36話、はじめての雨



29日目、朝。

ケルちゃん枕から目覚め、着替える。

紅茶を淹れ、ゆっくりと頭を覚ましていく。

魔物たちに今日の仕事を振り分け、街の散策。

みんなと挨拶を交わし、相談や雑談を聞く。

いつもの朝のルーティンだ。


「今日もいい天気ねぇ」





今日はどこで何をしようかな。

最近は迷宮ばっかりだったし、近隣の散策でもしようかな?砂漠の奥にでも行ってみてもいいかも。扉の向こうの海は本当にあの砂漠の向こうなのかな?

馬ちゃんなら爆速で砂漠横断もできるだろうし。


馬ちゃんといえば、山にも行きたいと思ってたんだった。どうしようかな……山かな。魔の森の奥の山を見に行こう。


「馬ちゃん、レオ、メタスラちゃん、行こっか」


いつものメンバーで行くことにする。

馬ちゃんにまたがり、あのやまにいくよ、と伝えた。


「じゃ、走っていいよ……うおあああ早いあははは!ええええ木の上走るの!!?すごーーー!あはははは!」





半時間ほど走り、山の麓の、木々が比較的少ない所で止まった。

山には、横幅がメートルを超えるような木々が生えている。デカすぎて木々の間隔が広い。めちゃくちゃでかい柱が建つ建築物みたいな感じだ。前世の都市の地下にこんな雰囲気の建造物あった気がする。


そして、多分これが魔力が濃いってやつなのだろうな、やっぱり。

城の地下で感じたような、異様な空気を感じる。

ジメジメしているような、まとわりつくような、伸し掛るような空気だ。

魔物たちは少し嬉しそうにしている。魔力が濃い方がこの子達には良いのだろうな。


「さて、入るかな?……大丈夫だよね?」


少し奥の方へ向かってみる。

魔物は……居る。視線を感じる。ただ、すぐに襲ってくるような事はないようだ。様子見、警戒?


やはりというか、大きな魔物をよく見る。

随分と大きなトロル、太さが私の身長以上の蛇、見上げて首が疲れるほどの高さの象のような魔物。

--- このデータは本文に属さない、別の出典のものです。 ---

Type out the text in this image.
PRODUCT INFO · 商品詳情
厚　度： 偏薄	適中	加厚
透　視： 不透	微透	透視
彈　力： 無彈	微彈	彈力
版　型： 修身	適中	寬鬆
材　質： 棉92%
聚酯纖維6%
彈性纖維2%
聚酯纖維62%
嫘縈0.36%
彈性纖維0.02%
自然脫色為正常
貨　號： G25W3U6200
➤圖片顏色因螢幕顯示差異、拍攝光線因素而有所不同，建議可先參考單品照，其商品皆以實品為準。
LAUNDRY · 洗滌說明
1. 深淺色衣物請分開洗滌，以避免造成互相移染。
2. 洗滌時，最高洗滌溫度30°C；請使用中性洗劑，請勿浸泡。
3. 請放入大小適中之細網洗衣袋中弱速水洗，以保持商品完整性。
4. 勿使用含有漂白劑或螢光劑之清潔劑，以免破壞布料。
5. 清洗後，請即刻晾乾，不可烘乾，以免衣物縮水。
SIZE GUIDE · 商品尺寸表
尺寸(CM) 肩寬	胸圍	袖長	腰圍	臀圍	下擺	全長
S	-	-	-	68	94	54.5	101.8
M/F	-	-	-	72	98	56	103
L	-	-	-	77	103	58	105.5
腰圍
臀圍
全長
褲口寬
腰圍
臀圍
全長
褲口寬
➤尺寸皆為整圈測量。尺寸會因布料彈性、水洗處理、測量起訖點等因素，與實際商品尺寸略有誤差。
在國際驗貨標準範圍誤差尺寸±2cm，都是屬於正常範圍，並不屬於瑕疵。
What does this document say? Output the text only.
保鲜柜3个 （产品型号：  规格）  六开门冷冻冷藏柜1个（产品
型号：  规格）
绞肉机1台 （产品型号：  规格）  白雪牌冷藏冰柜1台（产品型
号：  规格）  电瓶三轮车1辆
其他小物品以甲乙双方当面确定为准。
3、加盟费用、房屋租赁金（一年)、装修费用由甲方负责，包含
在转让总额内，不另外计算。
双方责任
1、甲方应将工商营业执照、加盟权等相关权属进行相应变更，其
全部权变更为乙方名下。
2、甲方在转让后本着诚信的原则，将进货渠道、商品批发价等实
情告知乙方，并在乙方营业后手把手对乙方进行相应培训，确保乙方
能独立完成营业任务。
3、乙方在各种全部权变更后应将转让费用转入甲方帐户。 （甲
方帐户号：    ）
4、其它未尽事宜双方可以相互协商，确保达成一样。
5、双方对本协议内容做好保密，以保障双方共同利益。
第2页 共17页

魔力が濃いと大きく育つのかな?めちゃくちゃ強そうってわけではないが、単純に質量が規格外だな。

だが、今のところこれといってテイムしたい子は居ない。もう少し奥にいくか……山頂はまあ、今日は無理だろう。高すぎる。


もうしばらく登ると、また木々が大きくなり、間隔が広くなった。上を見れば葉で隠れきっているので、遠くから見た時にはわからなかったものだが。

この調子だと山頂付近はもっとデカいんだろうか。それはそれで見てみたい。


「しかし魔物が……でかい……」


魔物も大きくなった。蜘蛛のような……蜘蛛か?足がもう長すぎてよくわからない。

木々の間を弾丸のような速度で跳ねまわってるリスのような魔物も、遠くから見ると小さく見えるだけで、木のサイズを考えたらサイクロプスくらいの大きさがあるが。


この辺の魔物が大きいのは、やっぱり魔力が濃いからだろう。登るほど濃くなっていってるし。

テイムして、街に置くとして、そしたら酸欠みたいな、魔力欠乏とかになるかもしれない。……ここではテイムは辞めておこう。


さて、山頂は次回に置いておいて、帰るとしよう。





街へ帰還。

結局テイムも魔物作成も使っていないので、日が沈む前に城の地下にでも行こうかな、と思っていたのだが。


ポツリ、ポツリ。


頬を、水滴が濡らす。


「え……?うそ!?」


ポツリ……ザァ、と、水が降ってくる。

雨だ。29日目にして、はじめての、雨。


「え、降るんだ!?まあ降るか。いいや、どうしよ、どうもしなくていいか?……ただの雨だよな」


ただの雨に動揺するほど、いままで雨のことが頭から抜け落ちていた。

別に洗濯物を干しているわけでもないし、特になにもするべき事はないはず。なのだが。


「おーい!タキナ!見てみろ!上!空!」


慌ててかけてくるゼストに言われ、空を見上げる。

あれ、晴れ間が多い……いや違う、雨雲が、無い。

あれは雨雲じゃなくて……


「くじら……?」


空を覆うほどの、巨大なくじらが、空を、泳いでいた。